Greg Mattes picture Greg Mattes · Feb 12, 2009 · Viewed 6.9k times · Source

I'm interested in learning about tools that operate like this:

Given a database schema and some data, suggest whether the schema is likely structured in any particular normal form, and then tell how the schema might be factored to produce further normalization.

Basically, a static analysis tool for database schema design.

Like other static analysis tools, such a database tool need not generate perfect results (I doubt such a "perfect" tool is computationally feasible), or applicable to all database systems, or free/open source, or anything else. The tool need not be stand-alone; it could be bundled as some sophisticated IDE feature. I'm just wondering what's out there.

Answer

Bill Karwin picture Bill Karwin · Feb 12, 2009

A tool like you describe, that tried to analyze your data and metadata and advise you of possible non-normalized structure, would give wrong suggestions so frequently that it would make Clippy, the Microsoft assistant seem like an indispensable writer's aid.

enter image description here

The process of normalization involves mapping software requirements to a logical data model. An analysis tool cannot know your data requirements any better than you do. So it can't infer from an incorrect database design which parts of it are wrong.

I understand you have qualified the question and you have limited expectations for the tool's capability. But you would want it to be useful for ordinary, everyday tasks -- but it would not be reliable even for the most simple cases.

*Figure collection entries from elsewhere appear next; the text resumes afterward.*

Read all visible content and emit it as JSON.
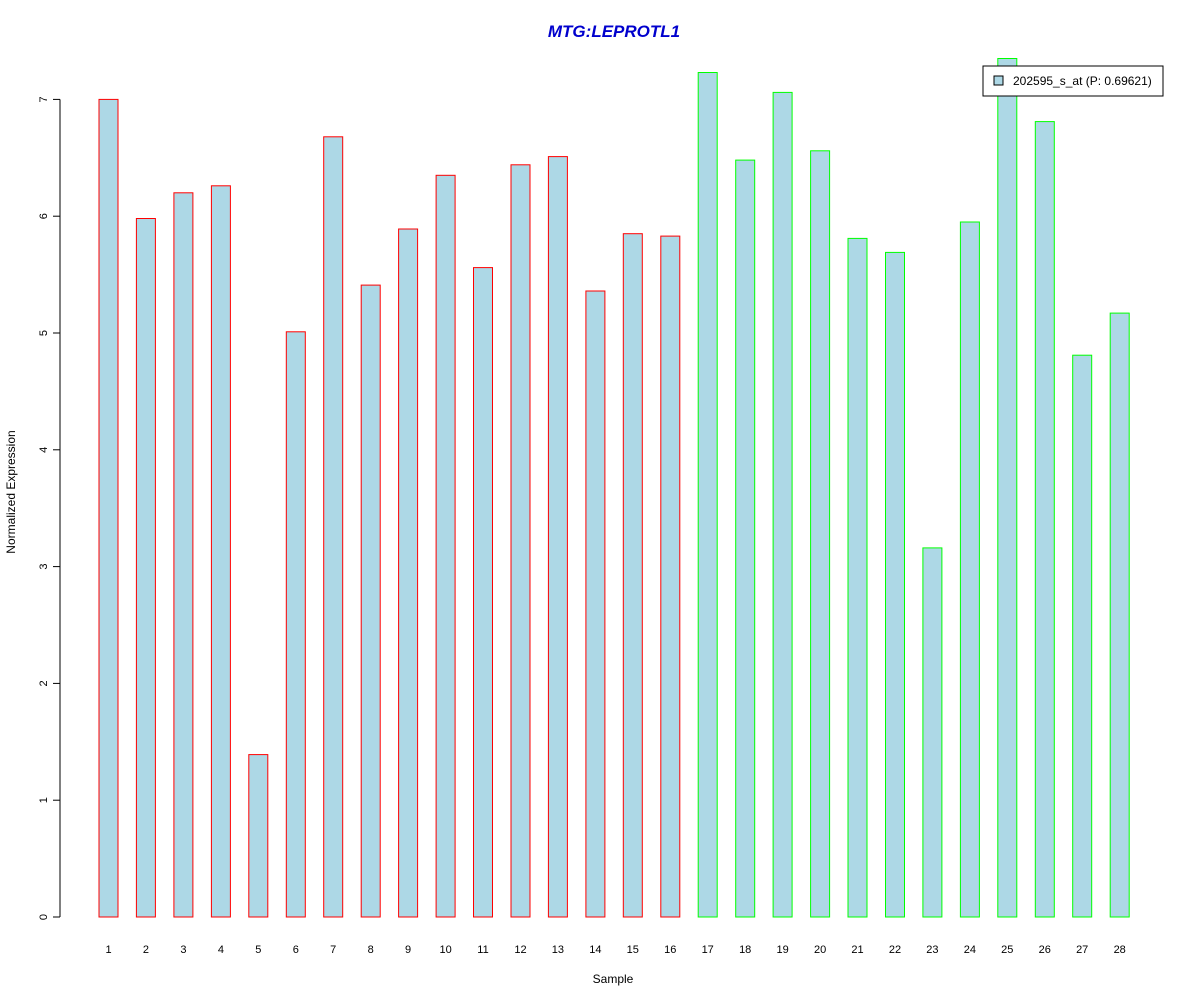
{
  "chart_data": {
    "type": "bar",
    "title": "MTG:LEPROTL1",
    "xlabel": "Sample",
    "ylabel": "Normalized Expression",
    "ylim": [
      0,
      7.35
    ],
    "yticks": [
      0,
      1,
      2,
      3,
      4,
      5,
      6,
      7
    ],
    "categories": [
      "1",
      "2",
      "3",
      "4",
      "5",
      "6",
      "7",
      "8",
      "9",
      "10",
      "11",
      "12",
      "13",
      "14",
      "15",
      "16",
      "17",
      "18",
      "19",
      "20",
      "21",
      "22",
      "23",
      "24",
      "25",
      "26",
      "27",
      "28"
    ],
    "series": [
      {
        "name": "202595_s_at (P: 0.69621)",
        "values": [
          7.0,
          5.98,
          6.2,
          6.26,
          1.39,
          5.01,
          6.68,
          5.41,
          5.89,
          6.35,
          5.56,
          6.44,
          6.51,
          5.36,
          5.85,
          5.83,
          7.23,
          6.48,
          7.06,
          6.56,
          5.81,
          5.69,
          3.16,
          5.95,
          7.35,
          6.81,
          4.81,
          5.17
        ],
        "groups": [
          "A",
          "A",
          "A",
          "A",
          "A",
          "A",
          "A",
          "A",
          "A",
          "A",
          "A",
          "A",
          "A",
          "A",
          "A",
          "A",
          "B",
          "B",
          "B",
          "B",
          "B",
          "B",
          "B",
          "B",
          "B",
          "B",
          "B",
          "B"
        ]
      }
    ],
    "grid": false,
    "legend_position": "top-right",
    "colors": {
      "bar_fill": "#add8e6",
      "group_A_border": "#ff0000",
      "group_B_border": "#00ff00",
      "title": "#0000cd",
      "axis": "#000000"
    }
  }
}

Compare to static code analysis tools. Suppose you write an application and deliver it to your client, and the client says "why can't I send email from this app?" How would a static code analysis tool tell you that you omitted a desired feature? It can't know those requirements.

Likewise, how would a database normalization analysis tool know whether it's appropriate for the UserAccount table to have a single MobilePhoneNumber attribute, or if it would be more appropriate to separate phone numbers into another table so a single user could have multiple phones listed?